Bastion masculin durant des siècles, la politique s’est heureusement féminisée depuis plus de quarante ans et a permis aux femmes d’y jouer un rôle de tout premier plan. Toutefois, la présence féminine ne peut pas changer, à elle seule,  les contenus et l’esprit des lois adoptées par le législateur.  Si Indira Gandhi ou Golda Meir ont favorablement marqué de leur empreinte l’histoire de l’Inde et d’Israël, l’image de la Dame de fer restera à tout jamais liée aux paroles de Renaud pour qui aucune femme sur la planète n’s’ra jamais plus con que son frère; ni plus fière ni plus malhonnête; à part peut-être, Madame Thatcher.

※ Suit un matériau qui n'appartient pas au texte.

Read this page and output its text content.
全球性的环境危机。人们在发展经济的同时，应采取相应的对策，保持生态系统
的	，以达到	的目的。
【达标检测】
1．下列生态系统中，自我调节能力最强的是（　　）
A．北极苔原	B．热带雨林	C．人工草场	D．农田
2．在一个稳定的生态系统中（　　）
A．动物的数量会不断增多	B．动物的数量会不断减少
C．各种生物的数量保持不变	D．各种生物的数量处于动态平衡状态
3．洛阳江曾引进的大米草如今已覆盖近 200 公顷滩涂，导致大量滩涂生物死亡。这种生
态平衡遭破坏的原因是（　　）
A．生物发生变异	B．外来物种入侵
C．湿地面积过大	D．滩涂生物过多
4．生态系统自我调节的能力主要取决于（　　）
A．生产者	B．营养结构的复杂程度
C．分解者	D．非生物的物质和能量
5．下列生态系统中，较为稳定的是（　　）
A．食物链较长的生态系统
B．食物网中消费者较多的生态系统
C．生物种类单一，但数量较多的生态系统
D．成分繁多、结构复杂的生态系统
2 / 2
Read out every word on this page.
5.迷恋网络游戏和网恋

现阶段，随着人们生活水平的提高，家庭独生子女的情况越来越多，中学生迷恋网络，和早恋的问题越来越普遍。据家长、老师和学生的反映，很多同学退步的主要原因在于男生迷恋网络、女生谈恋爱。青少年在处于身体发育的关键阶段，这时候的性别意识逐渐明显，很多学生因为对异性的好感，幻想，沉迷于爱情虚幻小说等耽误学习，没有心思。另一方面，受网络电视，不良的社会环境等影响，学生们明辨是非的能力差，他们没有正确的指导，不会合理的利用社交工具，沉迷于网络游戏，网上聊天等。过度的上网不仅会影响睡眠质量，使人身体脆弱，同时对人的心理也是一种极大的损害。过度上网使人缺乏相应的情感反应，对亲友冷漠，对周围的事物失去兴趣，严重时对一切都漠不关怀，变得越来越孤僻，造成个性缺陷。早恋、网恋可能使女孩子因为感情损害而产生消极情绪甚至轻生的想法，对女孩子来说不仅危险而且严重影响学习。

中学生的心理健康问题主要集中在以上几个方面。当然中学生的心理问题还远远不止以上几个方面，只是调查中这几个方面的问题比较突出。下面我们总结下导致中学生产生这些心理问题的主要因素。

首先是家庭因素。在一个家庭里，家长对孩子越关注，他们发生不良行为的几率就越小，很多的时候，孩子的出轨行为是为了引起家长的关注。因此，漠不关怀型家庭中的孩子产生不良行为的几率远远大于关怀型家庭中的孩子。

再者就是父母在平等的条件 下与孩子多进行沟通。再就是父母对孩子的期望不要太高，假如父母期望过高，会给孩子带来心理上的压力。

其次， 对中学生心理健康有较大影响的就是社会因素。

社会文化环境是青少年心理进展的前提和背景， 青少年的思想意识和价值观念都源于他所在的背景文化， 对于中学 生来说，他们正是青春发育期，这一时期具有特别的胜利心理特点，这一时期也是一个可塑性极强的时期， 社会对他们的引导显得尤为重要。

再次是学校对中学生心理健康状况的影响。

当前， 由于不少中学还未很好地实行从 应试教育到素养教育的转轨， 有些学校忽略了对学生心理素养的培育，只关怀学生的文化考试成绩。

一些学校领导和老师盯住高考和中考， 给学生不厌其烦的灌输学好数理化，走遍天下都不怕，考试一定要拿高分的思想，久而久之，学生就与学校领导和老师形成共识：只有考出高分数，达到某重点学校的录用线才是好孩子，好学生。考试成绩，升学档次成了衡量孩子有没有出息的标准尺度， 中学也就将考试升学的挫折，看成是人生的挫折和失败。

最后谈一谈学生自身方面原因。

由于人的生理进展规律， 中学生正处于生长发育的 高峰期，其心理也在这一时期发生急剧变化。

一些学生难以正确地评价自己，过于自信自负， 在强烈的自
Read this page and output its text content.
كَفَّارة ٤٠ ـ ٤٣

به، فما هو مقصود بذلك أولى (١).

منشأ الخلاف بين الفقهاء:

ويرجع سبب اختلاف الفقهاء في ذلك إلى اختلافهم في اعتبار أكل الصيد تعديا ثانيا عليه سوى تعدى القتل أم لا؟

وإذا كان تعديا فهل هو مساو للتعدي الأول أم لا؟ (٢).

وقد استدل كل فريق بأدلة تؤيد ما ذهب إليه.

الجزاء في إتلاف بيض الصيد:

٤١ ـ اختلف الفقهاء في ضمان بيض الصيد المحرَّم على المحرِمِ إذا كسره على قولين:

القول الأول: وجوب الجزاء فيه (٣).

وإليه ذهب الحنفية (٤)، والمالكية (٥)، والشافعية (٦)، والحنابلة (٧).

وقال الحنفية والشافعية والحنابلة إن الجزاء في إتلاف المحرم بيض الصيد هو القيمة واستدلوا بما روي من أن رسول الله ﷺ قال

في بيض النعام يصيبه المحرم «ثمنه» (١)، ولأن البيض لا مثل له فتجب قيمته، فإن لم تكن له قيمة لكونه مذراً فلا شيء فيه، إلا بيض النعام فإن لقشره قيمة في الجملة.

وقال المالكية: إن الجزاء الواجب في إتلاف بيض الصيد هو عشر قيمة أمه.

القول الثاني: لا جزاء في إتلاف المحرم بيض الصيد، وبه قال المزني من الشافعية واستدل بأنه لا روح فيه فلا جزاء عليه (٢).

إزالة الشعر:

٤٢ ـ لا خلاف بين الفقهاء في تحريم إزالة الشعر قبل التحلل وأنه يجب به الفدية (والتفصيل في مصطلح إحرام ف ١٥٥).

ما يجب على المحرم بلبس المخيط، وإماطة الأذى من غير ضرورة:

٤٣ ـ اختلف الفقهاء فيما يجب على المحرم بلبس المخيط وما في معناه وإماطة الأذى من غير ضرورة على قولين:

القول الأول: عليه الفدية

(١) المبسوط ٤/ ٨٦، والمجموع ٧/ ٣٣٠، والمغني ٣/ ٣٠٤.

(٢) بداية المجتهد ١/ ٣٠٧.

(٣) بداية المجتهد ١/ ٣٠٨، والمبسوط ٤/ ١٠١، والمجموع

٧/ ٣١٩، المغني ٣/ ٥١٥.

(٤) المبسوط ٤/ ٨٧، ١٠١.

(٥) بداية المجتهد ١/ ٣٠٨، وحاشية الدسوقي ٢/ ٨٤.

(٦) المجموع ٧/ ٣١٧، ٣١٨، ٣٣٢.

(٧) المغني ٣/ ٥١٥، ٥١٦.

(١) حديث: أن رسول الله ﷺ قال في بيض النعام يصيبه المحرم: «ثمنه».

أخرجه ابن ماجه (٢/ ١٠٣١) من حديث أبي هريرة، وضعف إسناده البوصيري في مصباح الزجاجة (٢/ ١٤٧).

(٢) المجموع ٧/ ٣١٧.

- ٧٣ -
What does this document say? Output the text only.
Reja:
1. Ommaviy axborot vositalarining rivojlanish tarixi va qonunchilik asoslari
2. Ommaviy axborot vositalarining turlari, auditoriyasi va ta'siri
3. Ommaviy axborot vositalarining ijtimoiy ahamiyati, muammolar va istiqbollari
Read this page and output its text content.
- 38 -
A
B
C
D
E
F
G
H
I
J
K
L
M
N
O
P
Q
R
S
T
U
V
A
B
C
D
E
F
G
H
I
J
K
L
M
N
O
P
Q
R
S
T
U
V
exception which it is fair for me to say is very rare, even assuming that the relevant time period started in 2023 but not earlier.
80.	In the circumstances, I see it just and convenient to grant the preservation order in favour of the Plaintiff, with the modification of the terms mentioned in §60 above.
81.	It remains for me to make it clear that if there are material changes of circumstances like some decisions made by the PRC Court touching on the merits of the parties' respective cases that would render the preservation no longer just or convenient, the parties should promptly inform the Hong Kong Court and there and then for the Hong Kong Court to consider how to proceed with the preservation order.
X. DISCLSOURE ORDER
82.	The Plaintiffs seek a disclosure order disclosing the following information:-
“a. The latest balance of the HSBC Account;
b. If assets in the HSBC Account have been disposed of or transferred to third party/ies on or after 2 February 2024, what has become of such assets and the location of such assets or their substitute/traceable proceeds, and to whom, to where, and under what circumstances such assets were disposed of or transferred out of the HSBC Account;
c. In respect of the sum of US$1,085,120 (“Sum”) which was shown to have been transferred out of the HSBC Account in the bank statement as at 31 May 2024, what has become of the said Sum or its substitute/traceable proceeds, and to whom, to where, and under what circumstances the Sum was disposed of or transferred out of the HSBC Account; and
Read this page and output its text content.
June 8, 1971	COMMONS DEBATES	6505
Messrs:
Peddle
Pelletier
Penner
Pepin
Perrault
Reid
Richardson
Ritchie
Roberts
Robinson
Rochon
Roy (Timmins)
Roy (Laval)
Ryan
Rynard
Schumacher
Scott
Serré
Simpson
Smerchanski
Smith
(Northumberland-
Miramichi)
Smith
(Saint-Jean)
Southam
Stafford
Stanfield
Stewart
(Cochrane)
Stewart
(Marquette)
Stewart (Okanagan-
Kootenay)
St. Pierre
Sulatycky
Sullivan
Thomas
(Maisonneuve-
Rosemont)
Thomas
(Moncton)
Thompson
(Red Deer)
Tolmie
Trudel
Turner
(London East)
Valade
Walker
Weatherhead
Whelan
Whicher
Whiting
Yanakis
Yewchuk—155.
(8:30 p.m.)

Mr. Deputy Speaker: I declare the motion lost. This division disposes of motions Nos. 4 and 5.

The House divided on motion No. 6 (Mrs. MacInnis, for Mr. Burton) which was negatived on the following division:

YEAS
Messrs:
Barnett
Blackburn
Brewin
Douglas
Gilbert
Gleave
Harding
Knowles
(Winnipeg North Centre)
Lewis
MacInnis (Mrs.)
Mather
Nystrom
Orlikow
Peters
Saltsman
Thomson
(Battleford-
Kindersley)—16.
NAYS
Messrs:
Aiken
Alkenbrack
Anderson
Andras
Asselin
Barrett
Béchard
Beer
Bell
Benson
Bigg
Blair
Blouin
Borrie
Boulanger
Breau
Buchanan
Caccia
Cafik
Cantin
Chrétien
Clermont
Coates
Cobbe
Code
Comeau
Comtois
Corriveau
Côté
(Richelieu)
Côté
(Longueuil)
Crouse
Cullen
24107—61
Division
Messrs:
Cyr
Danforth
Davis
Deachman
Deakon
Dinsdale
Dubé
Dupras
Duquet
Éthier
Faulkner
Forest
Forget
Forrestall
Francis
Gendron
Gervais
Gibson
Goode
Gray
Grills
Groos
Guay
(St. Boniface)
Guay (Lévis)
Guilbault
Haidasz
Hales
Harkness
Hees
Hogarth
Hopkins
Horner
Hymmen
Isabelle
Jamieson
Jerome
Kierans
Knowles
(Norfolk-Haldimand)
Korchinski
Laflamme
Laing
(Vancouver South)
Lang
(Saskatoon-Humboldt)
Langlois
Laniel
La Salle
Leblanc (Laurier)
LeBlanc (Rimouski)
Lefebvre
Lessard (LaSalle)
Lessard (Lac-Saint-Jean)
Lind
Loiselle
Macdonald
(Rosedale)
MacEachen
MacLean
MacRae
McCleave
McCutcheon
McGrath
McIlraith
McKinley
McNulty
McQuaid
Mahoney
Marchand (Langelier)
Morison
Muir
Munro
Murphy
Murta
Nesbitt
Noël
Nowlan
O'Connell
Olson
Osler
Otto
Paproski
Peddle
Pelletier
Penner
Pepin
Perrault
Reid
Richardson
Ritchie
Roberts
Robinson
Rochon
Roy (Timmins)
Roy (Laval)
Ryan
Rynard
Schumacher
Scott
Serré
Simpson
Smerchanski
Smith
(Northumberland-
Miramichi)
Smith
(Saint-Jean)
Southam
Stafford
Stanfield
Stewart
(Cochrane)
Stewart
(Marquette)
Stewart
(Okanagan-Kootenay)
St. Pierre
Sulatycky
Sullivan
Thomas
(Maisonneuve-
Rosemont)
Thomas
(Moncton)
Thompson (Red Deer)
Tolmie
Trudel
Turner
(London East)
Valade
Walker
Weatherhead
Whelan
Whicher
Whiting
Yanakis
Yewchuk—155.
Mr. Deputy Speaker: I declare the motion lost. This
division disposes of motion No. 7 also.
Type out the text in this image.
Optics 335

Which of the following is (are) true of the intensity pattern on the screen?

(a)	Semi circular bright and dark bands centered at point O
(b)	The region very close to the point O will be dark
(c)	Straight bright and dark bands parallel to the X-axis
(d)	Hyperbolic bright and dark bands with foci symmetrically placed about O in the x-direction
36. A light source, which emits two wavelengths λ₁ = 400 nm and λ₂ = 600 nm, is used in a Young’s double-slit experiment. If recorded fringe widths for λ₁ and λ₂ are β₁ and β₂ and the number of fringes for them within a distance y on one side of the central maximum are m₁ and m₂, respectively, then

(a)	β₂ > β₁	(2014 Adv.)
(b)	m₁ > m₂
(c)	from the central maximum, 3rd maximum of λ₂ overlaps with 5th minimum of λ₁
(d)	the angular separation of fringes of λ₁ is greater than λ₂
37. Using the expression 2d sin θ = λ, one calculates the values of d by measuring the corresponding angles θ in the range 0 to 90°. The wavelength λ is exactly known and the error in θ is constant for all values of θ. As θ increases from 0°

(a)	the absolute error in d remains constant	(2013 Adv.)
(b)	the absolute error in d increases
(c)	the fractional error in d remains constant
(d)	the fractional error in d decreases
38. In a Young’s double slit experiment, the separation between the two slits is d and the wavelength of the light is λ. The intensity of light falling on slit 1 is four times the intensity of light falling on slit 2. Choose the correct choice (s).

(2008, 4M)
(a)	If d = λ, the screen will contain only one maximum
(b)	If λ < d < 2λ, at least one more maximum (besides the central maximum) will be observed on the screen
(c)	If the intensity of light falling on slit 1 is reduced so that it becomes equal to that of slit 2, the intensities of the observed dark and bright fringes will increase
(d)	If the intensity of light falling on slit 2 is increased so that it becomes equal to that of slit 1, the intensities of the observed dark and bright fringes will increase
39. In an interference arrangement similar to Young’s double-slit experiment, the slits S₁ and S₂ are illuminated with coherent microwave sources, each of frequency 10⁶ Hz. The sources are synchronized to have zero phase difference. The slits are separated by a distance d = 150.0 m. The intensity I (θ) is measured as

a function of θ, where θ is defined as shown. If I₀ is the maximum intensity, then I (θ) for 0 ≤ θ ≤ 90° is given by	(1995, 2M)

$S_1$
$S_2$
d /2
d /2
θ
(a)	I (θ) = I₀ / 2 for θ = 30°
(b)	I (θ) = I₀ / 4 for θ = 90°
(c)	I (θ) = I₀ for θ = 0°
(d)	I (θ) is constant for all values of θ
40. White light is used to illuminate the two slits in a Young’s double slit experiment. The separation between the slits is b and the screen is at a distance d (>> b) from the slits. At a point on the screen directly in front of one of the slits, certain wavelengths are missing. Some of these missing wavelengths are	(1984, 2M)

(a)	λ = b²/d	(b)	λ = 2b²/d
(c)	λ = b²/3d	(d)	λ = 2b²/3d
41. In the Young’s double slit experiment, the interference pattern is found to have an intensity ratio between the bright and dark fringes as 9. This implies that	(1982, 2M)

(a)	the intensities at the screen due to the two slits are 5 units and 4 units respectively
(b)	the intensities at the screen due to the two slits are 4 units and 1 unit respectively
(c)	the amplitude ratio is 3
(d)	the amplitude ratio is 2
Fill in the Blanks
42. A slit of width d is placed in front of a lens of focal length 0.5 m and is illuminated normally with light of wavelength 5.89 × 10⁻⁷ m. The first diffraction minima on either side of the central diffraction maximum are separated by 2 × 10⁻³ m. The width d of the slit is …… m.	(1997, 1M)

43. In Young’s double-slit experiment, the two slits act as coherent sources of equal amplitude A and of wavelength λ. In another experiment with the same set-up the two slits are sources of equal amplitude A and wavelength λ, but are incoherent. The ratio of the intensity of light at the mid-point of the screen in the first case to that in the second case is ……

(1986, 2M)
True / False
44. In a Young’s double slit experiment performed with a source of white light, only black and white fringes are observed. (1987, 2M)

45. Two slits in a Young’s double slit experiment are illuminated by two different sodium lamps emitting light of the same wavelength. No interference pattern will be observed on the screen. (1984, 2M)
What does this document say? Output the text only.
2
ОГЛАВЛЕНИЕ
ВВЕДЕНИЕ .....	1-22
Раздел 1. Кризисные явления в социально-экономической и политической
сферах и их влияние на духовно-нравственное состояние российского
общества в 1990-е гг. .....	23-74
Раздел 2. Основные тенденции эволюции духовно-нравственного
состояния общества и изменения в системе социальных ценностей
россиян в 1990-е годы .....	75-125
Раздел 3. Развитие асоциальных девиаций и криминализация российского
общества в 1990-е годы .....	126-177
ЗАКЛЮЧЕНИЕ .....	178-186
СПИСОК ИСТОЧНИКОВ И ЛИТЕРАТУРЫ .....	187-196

Certes, on ne naît pas femme, on le devient ! Mais Simone de Beauvoir n’aurait vraisemblablement jamais vénéré ou plus encore exonéré une politicienne pour la seule raison qu’elle appartient à ce qu’elle nomma elle-même le deuxième sexe. Parce qu’elles sont l’égales de leurs confères masculins, elles méritent d’êtres reconnues, soutenues, appréciées ou critiquées au même titre que le sont les hommes. Alors qu’Angela Merkel n’a pas trouvé en la personne de son successeur un chancelier digne de son niveau, qu’Elisabeth Borne fait preuve d’une réelle ténacité face aux caciques misogynes de la droite française, que l’on se garde bel et bien de préférer Marine Le Pen à Emmanuel Macron ou Giorgia Meloni à Mario Draghi! À ignorer les idéologies, notamment d’extrême droite, à se conformer au discours ambiant ou à vouloir confondre parité et pensée, le risque de se tromper d’adversaire existe bel et bien.

 

Il en est de même chez nous. Oubliée depuis lors, l’élection en 1984 de la première Conseillère fédérale de l’histoire, Elisabeth Kopp, n’a pas servi la cause des femmes. De même, le féminisme ne se résume pas au choix d’une candidate. Sa priorité demeure dans la revalorisation des droits sociaux et salariaux qui, comparés avec ceux existant au sein de l’Union européenne, sont parfois inférieurs en Suisse.   Aujourd’hui, le gouvernement de Berne est en manque d’une nouvelle Ruth Dreifuss, dont le combat héroïque pour le congé maternité s’inspira aussi des dispositions depuis longtemps en vigueur dans les pays voisins de la Confédération.

 

Le débat suscité par la stratégie du parti socialiste suisse n’est pas anodin. Il est largement influencé par une approche communautariste et s’éloigne dangereusement de l’universalisme auquel la gauche omet trop souvent de se référer. Jouant la carte du différentialisme, le PS épouse des formes de raisonnement qui contredisent la notion même de citoyenneté, à savoir celle qui s’inspire de la Déclaration des droits de l’homme et du citoyen de 1789, où toutes et tous « naissent et demeurent libres et égaux en droits ». Parmi les premiers à avoir revendiqué et réalisé l’égalité des genres, les socialistes sont tombés dans le piège d’un nouveau sexisme politique, où la concurrence, voire l’affrontement entre les hommes et les femmes l’emportent sur toute autre considération. Bien que n’ayant pas toujours été exemplaires en la matière, les socialistes n’ont pas à rougir de leur action au profit des femmes. Précurseurs en la matière, ils se prévalent ici d’un bon bilan. Mais, comme arc-boutés sur leur passé, ils n’ont pas su franchir une nouvelle étape. Car, comme l’écrivait Françoise Giroud la femme serait vraiment l’égale de l’homme le jour où, à un poste important, on désignerait une femme incompétente. En ayant choisi un ticket exclusivement féminin pour les prochaines élections au Conseil fédéral, et nonobstant la candidate qui sera élue le 7 décembre prochain, le PS n’a pas su mesurer à sa juste valeur la pertinence philosophique de cette parole qui devrait nous donner à réfléchir, que l’on soit homme ou femme!